After a Keith Haring exhibition

The exhibition KEITH HARING 1978-1982 is showing at Vienna's Kunsthalle until 19th September 2010.

Haring (1958-1990) was inspired by New York downtown culture. He drew cartoons in the New York subway, his philosophy being that people should not be frightened of art and that art should be for the masses. Millions of ordinary people travelling through New York's subway stations in the early 1980's saw Haring's cartoons from the train windows.Recently somebody told me that I put too many of my poems on the Internet. I should put them in a book and sell it. But I've already done that. Now, like Haring, I want to share my work with as many people as possible.

I don't want people to be frightened of poetry, or to think of it as something elitist. That viewpoint is a hangover from poor teaching methods. I think of this Poet-in-Residence blog as a way to share my work.
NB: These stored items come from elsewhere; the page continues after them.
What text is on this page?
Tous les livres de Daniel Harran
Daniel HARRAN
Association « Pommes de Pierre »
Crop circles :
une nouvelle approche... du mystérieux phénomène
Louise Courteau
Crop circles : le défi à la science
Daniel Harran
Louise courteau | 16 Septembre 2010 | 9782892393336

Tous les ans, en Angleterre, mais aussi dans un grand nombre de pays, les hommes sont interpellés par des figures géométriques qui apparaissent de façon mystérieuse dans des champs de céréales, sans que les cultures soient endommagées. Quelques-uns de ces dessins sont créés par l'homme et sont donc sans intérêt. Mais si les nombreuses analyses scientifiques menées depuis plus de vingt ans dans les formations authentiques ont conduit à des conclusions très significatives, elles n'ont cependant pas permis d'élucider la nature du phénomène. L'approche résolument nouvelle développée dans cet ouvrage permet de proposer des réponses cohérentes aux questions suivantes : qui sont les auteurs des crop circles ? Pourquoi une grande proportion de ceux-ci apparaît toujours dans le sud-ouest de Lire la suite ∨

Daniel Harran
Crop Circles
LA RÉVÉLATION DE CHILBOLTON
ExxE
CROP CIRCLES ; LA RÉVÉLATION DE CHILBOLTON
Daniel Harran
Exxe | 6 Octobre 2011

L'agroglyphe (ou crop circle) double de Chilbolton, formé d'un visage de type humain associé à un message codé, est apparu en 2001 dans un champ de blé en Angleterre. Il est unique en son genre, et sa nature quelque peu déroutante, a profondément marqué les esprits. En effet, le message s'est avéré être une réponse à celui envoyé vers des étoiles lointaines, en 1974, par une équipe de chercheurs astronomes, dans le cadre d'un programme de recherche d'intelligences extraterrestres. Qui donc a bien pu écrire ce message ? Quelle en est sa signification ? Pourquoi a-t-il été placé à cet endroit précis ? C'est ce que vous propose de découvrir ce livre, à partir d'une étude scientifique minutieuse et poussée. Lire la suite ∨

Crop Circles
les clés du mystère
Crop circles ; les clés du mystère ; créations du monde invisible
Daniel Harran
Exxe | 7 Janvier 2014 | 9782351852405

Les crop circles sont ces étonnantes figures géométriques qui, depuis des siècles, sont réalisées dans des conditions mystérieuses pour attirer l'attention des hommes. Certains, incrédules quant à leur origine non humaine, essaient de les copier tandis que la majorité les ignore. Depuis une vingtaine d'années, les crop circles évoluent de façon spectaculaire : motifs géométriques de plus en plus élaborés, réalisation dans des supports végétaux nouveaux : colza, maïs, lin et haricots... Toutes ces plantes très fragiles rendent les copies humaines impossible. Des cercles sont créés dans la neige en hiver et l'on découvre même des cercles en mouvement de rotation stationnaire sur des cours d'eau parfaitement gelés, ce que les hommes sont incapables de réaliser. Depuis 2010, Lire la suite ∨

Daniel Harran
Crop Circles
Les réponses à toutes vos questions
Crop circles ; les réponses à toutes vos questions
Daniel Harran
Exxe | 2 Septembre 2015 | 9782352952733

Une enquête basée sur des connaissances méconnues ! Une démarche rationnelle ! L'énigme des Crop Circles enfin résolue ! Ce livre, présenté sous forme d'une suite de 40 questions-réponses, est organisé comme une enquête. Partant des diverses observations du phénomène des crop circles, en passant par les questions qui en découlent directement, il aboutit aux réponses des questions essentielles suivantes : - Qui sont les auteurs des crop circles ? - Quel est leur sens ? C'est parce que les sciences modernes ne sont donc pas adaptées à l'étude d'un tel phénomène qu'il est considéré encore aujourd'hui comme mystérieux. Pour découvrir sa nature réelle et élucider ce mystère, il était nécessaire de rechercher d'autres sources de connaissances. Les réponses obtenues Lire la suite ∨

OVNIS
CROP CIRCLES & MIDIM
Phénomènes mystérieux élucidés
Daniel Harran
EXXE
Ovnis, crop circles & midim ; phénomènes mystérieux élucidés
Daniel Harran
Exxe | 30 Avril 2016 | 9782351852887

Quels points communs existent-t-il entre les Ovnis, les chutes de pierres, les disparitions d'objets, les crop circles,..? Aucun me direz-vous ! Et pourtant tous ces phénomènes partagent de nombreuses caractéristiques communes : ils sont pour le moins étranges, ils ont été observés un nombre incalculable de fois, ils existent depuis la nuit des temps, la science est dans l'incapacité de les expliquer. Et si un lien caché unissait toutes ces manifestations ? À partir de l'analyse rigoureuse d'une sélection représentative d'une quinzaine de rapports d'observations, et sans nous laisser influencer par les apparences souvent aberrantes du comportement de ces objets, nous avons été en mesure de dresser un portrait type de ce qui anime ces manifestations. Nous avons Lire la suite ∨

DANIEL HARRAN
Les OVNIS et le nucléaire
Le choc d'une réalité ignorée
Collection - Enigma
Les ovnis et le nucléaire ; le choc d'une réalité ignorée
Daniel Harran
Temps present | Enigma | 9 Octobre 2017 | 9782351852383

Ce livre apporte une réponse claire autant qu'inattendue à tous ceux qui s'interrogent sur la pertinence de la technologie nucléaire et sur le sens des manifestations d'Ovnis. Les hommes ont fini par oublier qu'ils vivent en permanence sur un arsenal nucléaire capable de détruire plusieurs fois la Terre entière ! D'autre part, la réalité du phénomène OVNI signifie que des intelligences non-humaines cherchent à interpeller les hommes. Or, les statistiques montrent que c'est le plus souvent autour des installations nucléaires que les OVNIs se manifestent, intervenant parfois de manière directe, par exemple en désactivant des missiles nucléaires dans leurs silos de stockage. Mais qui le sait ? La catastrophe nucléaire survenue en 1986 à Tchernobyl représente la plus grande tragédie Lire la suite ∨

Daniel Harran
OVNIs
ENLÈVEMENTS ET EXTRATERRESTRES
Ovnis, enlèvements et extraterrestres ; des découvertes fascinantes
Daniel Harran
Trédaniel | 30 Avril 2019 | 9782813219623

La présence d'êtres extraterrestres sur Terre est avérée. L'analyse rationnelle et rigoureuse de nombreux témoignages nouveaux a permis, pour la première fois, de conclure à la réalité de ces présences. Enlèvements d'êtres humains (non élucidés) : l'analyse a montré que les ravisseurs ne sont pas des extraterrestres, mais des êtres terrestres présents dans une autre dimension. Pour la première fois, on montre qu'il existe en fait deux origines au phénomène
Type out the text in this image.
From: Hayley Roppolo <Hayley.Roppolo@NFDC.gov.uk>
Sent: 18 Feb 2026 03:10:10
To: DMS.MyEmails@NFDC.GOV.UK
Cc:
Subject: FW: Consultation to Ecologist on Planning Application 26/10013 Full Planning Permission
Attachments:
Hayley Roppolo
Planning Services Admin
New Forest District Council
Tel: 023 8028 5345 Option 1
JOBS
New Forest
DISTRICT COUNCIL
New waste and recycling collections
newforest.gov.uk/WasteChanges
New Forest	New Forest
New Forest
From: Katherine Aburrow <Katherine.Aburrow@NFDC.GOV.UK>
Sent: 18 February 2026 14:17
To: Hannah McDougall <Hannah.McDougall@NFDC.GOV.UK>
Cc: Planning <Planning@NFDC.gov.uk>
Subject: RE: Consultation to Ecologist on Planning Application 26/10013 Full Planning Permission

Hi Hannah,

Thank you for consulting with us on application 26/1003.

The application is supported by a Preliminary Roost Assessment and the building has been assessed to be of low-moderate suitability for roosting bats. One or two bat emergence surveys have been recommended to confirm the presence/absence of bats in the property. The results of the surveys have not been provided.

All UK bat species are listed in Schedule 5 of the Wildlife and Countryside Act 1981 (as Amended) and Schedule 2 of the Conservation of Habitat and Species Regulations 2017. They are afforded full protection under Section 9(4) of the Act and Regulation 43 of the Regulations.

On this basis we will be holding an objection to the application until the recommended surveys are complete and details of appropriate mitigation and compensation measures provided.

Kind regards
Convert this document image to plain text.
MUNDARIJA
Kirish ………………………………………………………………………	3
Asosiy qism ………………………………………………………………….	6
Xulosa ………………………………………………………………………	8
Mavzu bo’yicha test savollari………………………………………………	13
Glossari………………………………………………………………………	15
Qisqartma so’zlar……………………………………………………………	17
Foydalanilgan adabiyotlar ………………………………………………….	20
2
Whether my work is worth sharing, whether it is any good or not is not really my concern, for ultimately all depends on the individual reader's conception of it.

Artist as middleman

at least on paper

angular men with attitude
are free to hang around the subway stations
under the phallic buildings
at 14th 23rd 33rd and 66th
in NY
where the TV
is a dog barking
and to carry their crosses
and their violence
behind their backs
when they shop for mouthwatering giant chickens
in tailored-to-fit trousers
for slimline wives
planning the next vacation to Florida
on the sofa with a cool filter tip
in their lips

On subway paper at least

the dark side of an energy that bears its cross
unseen behind its back
is found in a TV newsreader's eyes ears and mouth
all firmly closed to a story

Viewers are therefore free to create

their own realities
their own meanings
and their own conceptions




  1. I watched a T.V. program on him the other evening and thought then that there was a connection between his public space art and putting work on the internet. I suspect that more people get to read my poems on the web than would if I put them in a book. (Could do both, of course.)

  2. Thanks Dave,
    "...more people get to read my poems on the web..." and that's doubtless good. Obviously it's good to produce a book now and then too. But maybe that's for the very few.

    I think it's the web that keeps the poet's nose to the bardic grindstone.

    There are some terrific, fresh, daring, poems to be found on many bardic blogs around the world, like your own place for instance, and also on websites like Poem Hunter.

    "I have been enlightened.I have fallen into poetry and it has swallowed me up." (KH)

  3. Well said, Poet. I put my stuff on my blog to make myself have the discipline of writing something each day - and as you say - people get out of it what they choose to get out of it.

  4. well said - Them's my sentiments!!!

  5. I was one of those "ordinary people travelling through New York's subway stations in the early 1980's." His greatest gift may have been to make you look at ALL grafitti (and not just his) as self expression, and therefore art. He changed the experience of riding the subway for many of us.

  6. Re the graffiti thing thanks for your reaction Clowncar! great to meet a genuine been there got the t-shirt!